Belle shoots up out of bed and fumbles for her robe. "It's Emma! Oh, gods, Rumple, do you think—"

He grabs his cane and hurries down the stairs.

The sheriff holds a brown envelope in one hand and a cardboard tray carrying Styrofoam cups in the other. In her teeth she carries a paper bag from Granny's. As soon as he opens the door, she sets these items on the dining table. "I brought breakfast." She looks Gold up and down, then pats his bare chest. "Not too bad for a three-hundred-year-old dude. You work out?"

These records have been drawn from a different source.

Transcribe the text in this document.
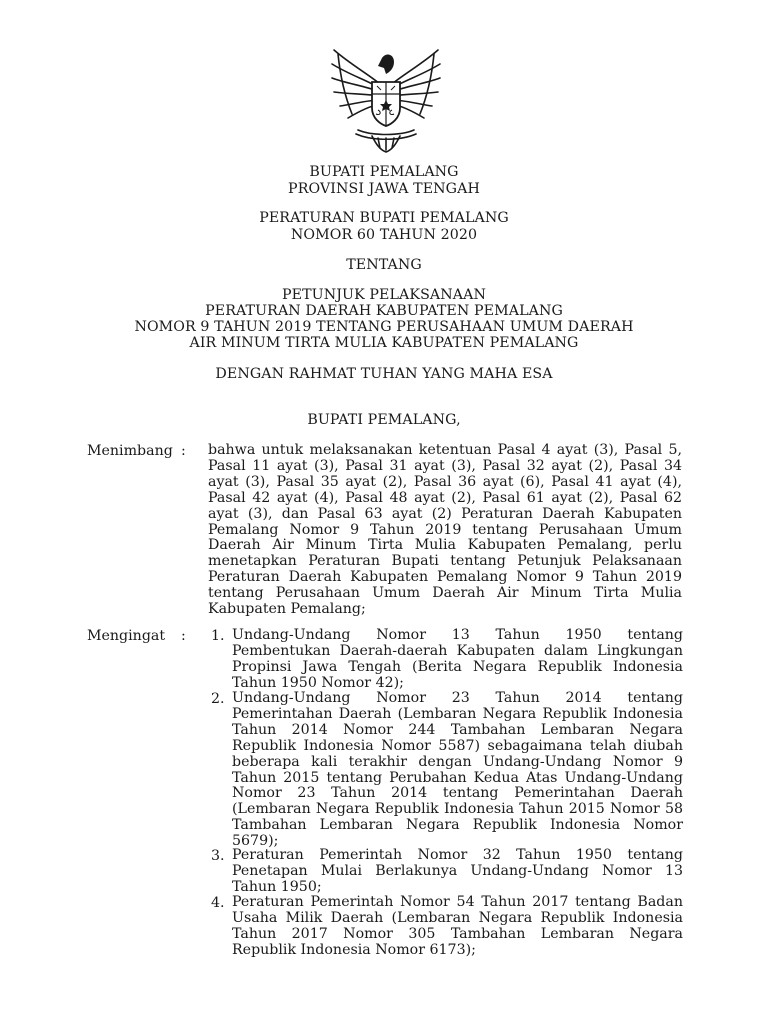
BUPATI PEMALANG
PROVINSI JAWA TENGAH
PERATURAN BUPATI PEMALANG
NOMOR 60 TAHUN 2020
TENTANG
PETUNJUK PELAKSANAAN
PERATURAN DAERAH KABUPATEN PEMALANG
NOMOR 9 TAHUN 2019 TENTANG PERUSAHAAN UMUM DAERAH
AIR MINUM TIRTA MULIA KABUPATEN PEMALANG
DENGAN RAHMAT TUHAN YANG MAHA ESA
BUPATI PEMALANG,
Menimbang : bahwa untuk melaksanakan ketentuan Pasal 4 ayat (3), Pasal 5,
Pasal 11 ayat (3), Pasal 31 ayat (3), Pasal 32 ayat (2), Pasal 34
ayat (3), Pasal 35 ayat (2), Pasal 36 ayat (6), Pasal 41 ayat (4),
Pasal 42 ayat (4), Pasal 48 ayat (2), Pasal 61 ayat (2), Pasal 62
ayat (3), dan Pasal 63 ayat (2) Peraturan Daerah Kabupaten
Pemalang Nomor 9 Tahun 2019 tentang Perusahaan Umum
Daerah Air Minum Tirta Mulia Kabupaten Pemalang, perlu
menetapkan Peraturan Bupati tentang Petunjuk Pelaksanaan
Peraturan Daerah Kabupaten Pemalang Nomor 9 Tahun 2019
tentang Perusahaan Umum Daerah Air Minum Tirta Mulia
Kabupaten Pemalang;
Mengingat : 1. Undang-Undang Nomor 13 Tahun 1950 tentang
Pembentukan Daerah-daerah Kabupaten dalam Lingkungan
Propinsi Jawa Tengah (Berita Negara Republik Indonesia
Tahun 1950 Nomor 42);
2. Undang-Undang Nomor 23 Tahun 2014 tentang
Pemerintahan Daerah (Lembaran Negara Republik Indonesia
Tahun 2014 Nomor 244 Tambahan Lembaran Negara
Republik Indonesia Nomor 5587) sebagaimana telah diubah
beberapa kali terakhir dengan Undang-Undang Nomor 9
Tahun 2015 tentang Perubahan Kedua Atas Undang-Undang
Nomor 23 Tahun 2014 tentang Pemerintahan Daerah
(Lembaran Negara Republik Indonesia Tahun 2015 Nomor 58
Tambahan Lembaran Negara Republik Indonesia Nomor
5679);
3. Peraturan Pemerintah Nomor 32 Tahun 1950 tentang
Penetapan Mulai Berlakunya Undang-Undang Nomor 13
Tahun 1950;
4. Peraturan Pemerintah Nomor 54 Tahun 2017 tentang Badan
Usaha Milik Daerah (Lembaran Negara Republik Indonesia
Tahun 2017 Nomor 305 Tambahan Lembaran Negara
Republik Indonesia Nomor 6173);
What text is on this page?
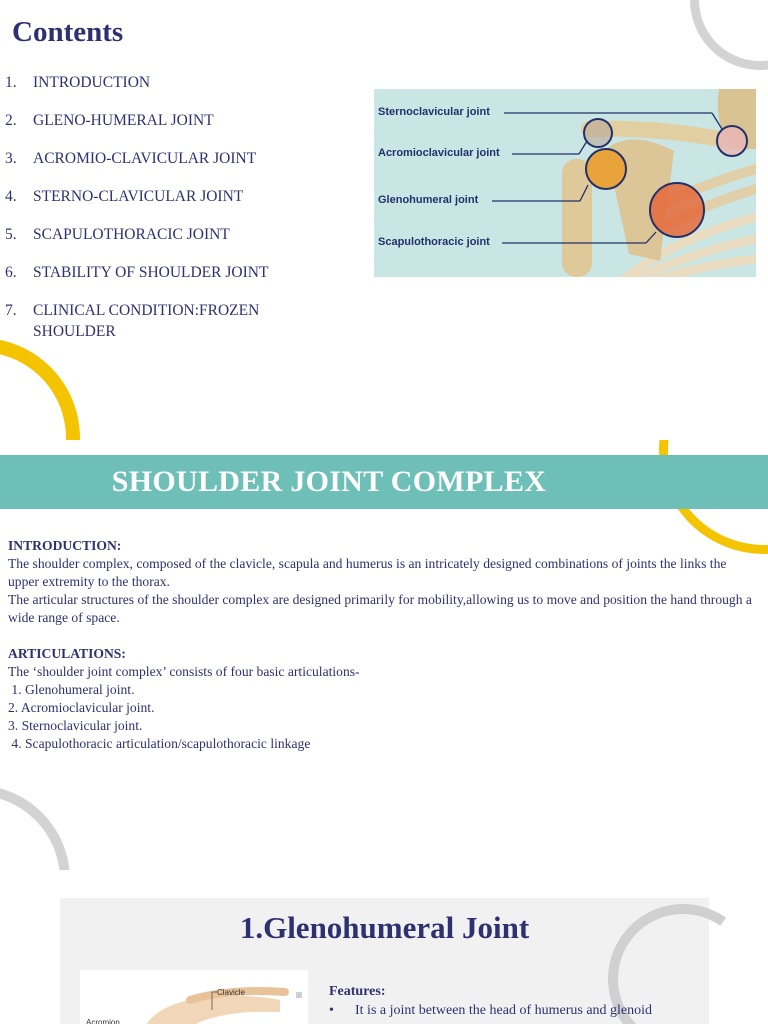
Contents
1.	INTRODUCTION
2.	GLENO-HUMERAL JOINT
3.	ACROMIO-CLAVICULAR JOINT
4.	STERNO-CLAVICULAR JOINT
5.	SCAPULOTHORACIC JOINT
6.	STABILITY OF SHOULDER JOINT
7.	CLINICAL CONDITION:FROZEN SHOULDER
Sternoclavicular joint
Acromioclavicular joint
Glenohumeral joint
Scapulothoracic joint
SHOULDER JOINT COMPLEX

INTRODUCTION:

The shoulder complex, composed of the clavicle, scapula and humerus is an intricately designed combinations of joints the links the upper extremity to the thorax.

The articular structures of the shoulder complex are designed primarily for mobility,allowing us to move and position the hand through a wide range of space.

ARTICULATIONS:

The ‘shoulder joint complex’ consists of four basic articulations-

1. Glenohumeral joint.

2. Acromioclavicular joint.

3. Sternoclavicular joint.

4. Scapulothoracic articulation/scapulothoracic linkage

1.Glenohumeral Joint
Clavicle
Acromion
Features:
•	It is a joint between the head of humerus and glenoid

"What brings you here at this ungodly hour of—" Right on cue, the grandfather clock chimes eight times. Then Gold drops the cranky act and reaches for the envelope. "Is this—Emma, did you find him?"

"No, sorry, I didn't mean to get you stirred up. It's good, but not that good."

"Oh." He doesn't open the envelope yet, but he doesn't release it, either.

"Maybe you ought to put some clothes on." She eyes his bare feet and chest again. "Not that it's not a nice view, but. . . ." She picks up the cardboard tray. "I'll go in and get breakfast on the table."

"Oh," he repeats, deflated. He gives her back the envelope. "Yeah. Make yourself at home, Emma."

He passes Belle on the stairs. "We have time to get dressed," he informs her.

She slumps against the wall. "Oh." She turns around and follows him back to the bedroom.

When they gather in the kitchen ten minutes later, freshly scrubbed and fully dressed, Gold and Belle find cups of coffee and a plate of bagels waiting. "Sorry, no lox," Emma apologizes. "Granny didn't even know what lox are. But she threw in a tub of cream cheese, so it's not a total loss."

"Thank you, Emma, that's nice," Belle seats herself as Gold fetches milk and sugar for the coffee. "What do you have there?" She peers at the envelope. "From Boston."

"The age progressions." Emma plops a blob of cream cheese on her bagel and licks her knife. "I haven't opened them yet."

"We should eat first," Belle suggests. "We don't want to make a mess of the pictures."

"Now, remember, the artist didn't have much to go on, just that sketch and the photos of you," Emma cautions Gold. "But it should help."

"It'll be fascinating to see what he might look like now," Belle says. "Even though we don't know what age he might be." She and Emma continue to chat over bagels, but Gold has fallen silent. He picks at his bagel and stares at the envelope.

Finally the women finish breakfast and the three of them move to the living room, where they sit side by side on the couch, Emma in the middle. She slices the envelope open with her fingernail and withdraws a folder. Laying it on the coffee table, she spreads the contents out—and sucks in a deep breath. When she exhales, a string of cuss words comes out with the breath.

"What is it?" Belle asks.

"You know something," Gold surmises. "Tell us."

"It's just that, in these later pictures, he looks a lot like someone I used to know." Emma squints at one of the drawings. "A lot. Right down to the killer grin."

"Who, Emma?" Gold demands.

"A coincidence; it's got to be," Emma mutters. "One hell of a coincidence." There's hurt beneath the perplexity in her eyes as she looks from Belle to Gold. "He—Baelfire—here, in his thirties—he looks just like Henry's father."